Hunta
Dictionnaire Anglo-Saxon de Bosworth & Toller - hunta
Selon le Dictionnaire Anglo-Saxon :
an;
- hunta
- m. A hunter :-- Hunta venator, Ælfc. Gr. 36; Som. 38, 43; Wrt. Voc. 73, 43. Ǽnne cræft ic cann. Hunta ic eom unam artem scio. Venator sum, Coll. Monast. Th. 21, 1-6: 22, 27. Wé lǽraþ ðæt preóst ne beó hunta ne hafecere we enjoin that a priest be not a hunter nor a hawker [cf. Chaucer's Monk: 'He ȝaf nat of that text a pulled hen, That seith, that hunters been noon holy men'], L. Edg.

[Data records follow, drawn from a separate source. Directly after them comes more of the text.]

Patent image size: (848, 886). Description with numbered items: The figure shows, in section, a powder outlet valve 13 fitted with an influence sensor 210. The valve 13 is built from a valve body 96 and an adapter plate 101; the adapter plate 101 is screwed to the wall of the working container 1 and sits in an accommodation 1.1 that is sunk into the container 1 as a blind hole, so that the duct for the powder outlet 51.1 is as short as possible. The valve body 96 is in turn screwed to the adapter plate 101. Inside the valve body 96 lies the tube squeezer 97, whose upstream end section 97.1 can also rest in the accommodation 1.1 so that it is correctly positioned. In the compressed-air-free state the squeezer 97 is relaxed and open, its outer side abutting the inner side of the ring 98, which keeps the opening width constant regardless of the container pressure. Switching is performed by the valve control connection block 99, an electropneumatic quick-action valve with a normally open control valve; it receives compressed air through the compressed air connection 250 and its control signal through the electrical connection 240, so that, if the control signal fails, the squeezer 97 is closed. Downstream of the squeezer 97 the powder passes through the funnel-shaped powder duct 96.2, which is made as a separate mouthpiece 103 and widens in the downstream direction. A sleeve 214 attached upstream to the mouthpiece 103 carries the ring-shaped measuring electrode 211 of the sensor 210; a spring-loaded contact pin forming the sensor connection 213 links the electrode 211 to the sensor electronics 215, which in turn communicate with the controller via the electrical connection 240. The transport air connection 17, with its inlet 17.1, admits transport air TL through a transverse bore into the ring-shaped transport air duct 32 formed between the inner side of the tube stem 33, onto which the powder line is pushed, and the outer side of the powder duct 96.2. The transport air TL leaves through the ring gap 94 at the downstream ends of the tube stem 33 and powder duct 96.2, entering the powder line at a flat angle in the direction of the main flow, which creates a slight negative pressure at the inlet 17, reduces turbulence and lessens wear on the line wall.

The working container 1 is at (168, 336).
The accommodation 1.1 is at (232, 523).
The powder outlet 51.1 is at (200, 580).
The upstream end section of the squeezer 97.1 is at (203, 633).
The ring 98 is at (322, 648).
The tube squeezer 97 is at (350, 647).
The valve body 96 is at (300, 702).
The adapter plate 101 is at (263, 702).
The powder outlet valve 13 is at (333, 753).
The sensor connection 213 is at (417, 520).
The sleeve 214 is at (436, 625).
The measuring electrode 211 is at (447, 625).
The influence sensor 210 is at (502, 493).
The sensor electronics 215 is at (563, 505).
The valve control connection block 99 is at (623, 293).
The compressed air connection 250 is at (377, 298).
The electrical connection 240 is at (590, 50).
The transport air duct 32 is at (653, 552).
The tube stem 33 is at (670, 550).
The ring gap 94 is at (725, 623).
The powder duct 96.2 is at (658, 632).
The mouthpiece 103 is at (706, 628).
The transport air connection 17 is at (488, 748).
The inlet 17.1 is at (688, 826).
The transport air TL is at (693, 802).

C. 64; Th. ii. 258, 7. Eal wéste búton ðǽr huntan gewícodon oððe fisceras, Ors. 1, 1; Swt. 17, 29. Wéste land bútan fiscerum and fugelerum and huntum, Swt. 17, 26. Bethsaida is gereht domus venatorum ðæt is huntena hús, Shrn. 78, 9. [Ðá són ðǽræfter ða sǽgon and hérdon fela men feole huntes hunten. Ða huntes wǽron swarte and micele and ládlíce, Chr. 1127; Erl. 256, 28. Laym. hunte; pl. hunten: Orm. hunnte: Chauc. hunte.]